The Message Bus pattern is a pattern of enterprise application architecture that deals with the integration of systems. It consists of several components that facilitate the exchange of messages between the various systems in order to achieve some shared purpose. When done properly, messaging is one of the lowest forms of coupling that can be achieved in a software system. For this reason, it has become commonplace to use a message bus to decouple the components within a single logical application as well. This use of the message bus pattern is so specialized that it is worthy of its own pattern name: the application bus.
What is a message bus?
A message bus is a component that enables systems to communicate (often asynchronously) by passing messages indirectly to one another. Examples of true message buses are NServiceBus, Rhino Service Bus, MassTransit, MSMQ, etc. Note that these buses facilitate distributed communication across both logical and physical boundaries: messages may pass from process to process, from machine to machine, or perhaps even from network to network. Most buses support two-way, synchronous messaging, but they are more commonly used in a one-way, asynchronous way. Asynchronous one-way messaging can create systems that are a bit harder to understand (at least at first), but they are typically easier to scale, and they are easier to maintain due to the decrease in coupling (message passing is one of the lowest forms of coupling that can be achieved).
A recent trend, especially in the .NET community, is to custom build smaller-scale buses that facilitate the exchange of messages within a process boundary. Instead of passing messages from system to system, buses are being used to pass messages from one instance of a class to another. A common example may look something like this:
//Classes send messages to the bus through this interface...
public interface IBus
/// Sends a message that doesn't require a response.

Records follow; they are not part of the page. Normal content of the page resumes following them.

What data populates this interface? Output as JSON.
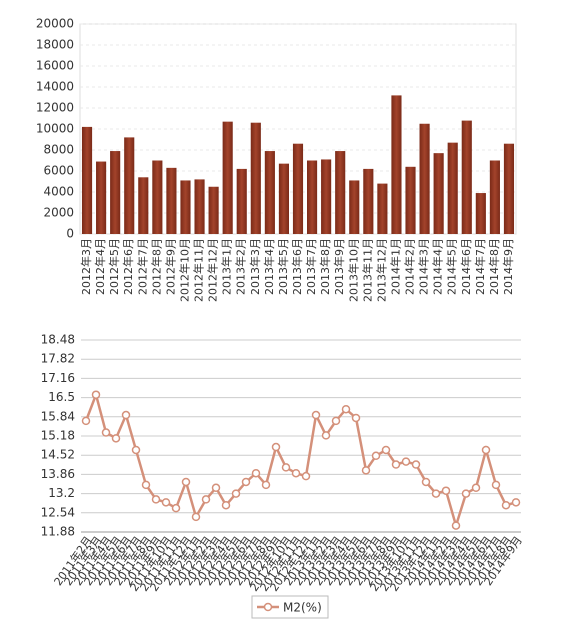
{
  "chart_data": [
    {
      "type": "bar",
      "categories": [
        "2012年3月",
        "2012年4月",
        "2012年5月",
        "2012年6月",
        "2012年7月",
        "2012年8月",
        "2012年9月",
        "2012年10月",
        "2012年11月",
        "2012年12月",
        "2013年1月",
        "2013年2月",
        "2013年3月",
        "2013年4月",
        "2013年5月",
        "2013年6月",
        "2013年7月",
        "2013年8月",
        "2013年9月",
        "2013年10月",
        "2013年11月",
        "2013年12月",
        "2014年1月",
        "2014年2月",
        "2014年3月",
        "2014年4月",
        "2014年5月",
        "2014年6月",
        "2014年7月",
        "2014年8月",
        "2014年9月"
      ],
      "values": [
        10200,
        6900,
        7900,
        9200,
        5400,
        7000,
        6300,
        5100,
        5200,
        4500,
        10700,
        6200,
        10600,
        7900,
        6700,
        8600,
        7000,
        7100,
        7900,
        5100,
        6200,
        4800,
        13200,
        6400,
        10500,
        7700,
        8700,
        10800,
        3900,
        7000,
        8600
      ],
      "color": "#a3432b",
      "ylim": [
        0,
        20000
      ],
      "yticks": [
        0,
        2000,
        4000,
        6000,
        8000,
        10000,
        12000,
        14000,
        16000,
        18000,
        20000
      ],
      "grid": true
    },
    {
      "type": "line",
      "categories": [
        "2011年2月",
        "2011年3月",
        "2011年4月",
        "2011年5月",
        "2011年6月",
        "2011年7月",
        "2011年8月",
        "2011年9月",
        "2011年10月",
        "2011年11月",
        "2011年12月",
        "2012年1月",
        "2012年2月",
        "2012年3月",
        "2012年4月",
        "2012年5月",
        "2012年6月",
        "2012年7月",
        "2012年8月",
        "2012年9月",
        "2012年10月",
        "2012年11月",
        "2012年12月",
        "2013年1月",
        "2013年2月",
        "2013年3月",
        "2013年4月",
        "2013年5月",
        "2013年6月",
        "2013年7月",
        "2013年8月",
        "2013年9月",
        "2013年10月",
        "2013年11月",
        "2013年12月",
        "2014年1月",
        "2014年2月",
        "2014年3月",
        "2014年4月",
        "2014年5月",
        "2014年6月",
        "2014年7月",
        "2014年8月",
        "2014年9月"
      ],
      "series": [
        {
          "name": "M2(%)",
          "color": "#d4907a",
          "values": [
            15.7,
            16.6,
            15.3,
            15.1,
            15.9,
            14.7,
            13.5,
            13.0,
            12.9,
            12.7,
            13.6,
            12.4,
            13.0,
            13.4,
            12.8,
            13.2,
            13.6,
            13.9,
            13.5,
            14.8,
            14.1,
            13.9,
            13.8,
            15.9,
            15.2,
            15.7,
            16.1,
            15.8,
            14.0,
            14.5,
            14.7,
            14.2,
            14.3,
            14.2,
            13.6,
            13.2,
            13.3,
            12.1,
            13.2,
            13.4,
            14.7,
            13.5,
            12.8,
            12.9
          ]
        }
      ],
      "ylim": [
        11.88,
        18.48
      ],
      "yticks": [
        11.88,
        12.54,
        13.2,
        13.86,
        14.52,
        15.18,
        15.84,
        16.5,
        17.16,
        17.82,
        18.48
      ],
      "grid": true
    }
  ]
}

/// <param name="message"></param>
/// <typeparam name="TMessage"></typeparam>
void Send<TMessage>(TMessage message);
/// Sends a message and gets the reply.
/// <typeparam name="TRequest"></typeparam>
/// <typeparam name="TReply"></typeparam>
/// <param name="request"></param>
TReply RequestReply<TRequest, TReply>(TRequest request);
//Consumers implement one of these interfaces and are automatically
//registered with the bus, who then sends messages to the implementor
//as they arrive.
public interface IOneWayHandler<in TMessage>
void Handle(TMessage message);
public interface ITwoWayHandler<in TRequest, out TReply>
TReply Handle(TRequest request);
It is this later use that has become so specialized that it warrants its own pattern. Unlike a typical message bus, these small-scale application buses often only support two-way, synchronous messaging and do not support sending messages across logical or physical boundaries. They are often implemented by leveraging the capabilities of Inversion of Control (IoC) frameworks such as StructureMap or Ninject. There are two consumers of the application bus’s services: message publishers, who create and send messages to the bus, and message consumers, who subscribe to handle messages based on message type. This subscription is often handled by conventions configured through the IoC container.
The Pattern, Defined
In order to be a true Software Design Pattern, the design pattern must meet a few requirements: it must solve a common design problem, it must be generally reusable, and it must be defined so as to be transformed easily into code. The application bus definitely meets these requirements:
Problem: An application contains many classes that need to work together cohesively to achieve a shared goal. How can these classes work together without succumbing to coupling problems?
Solution: Create an application service that enables the classes to work together by exchanging messages.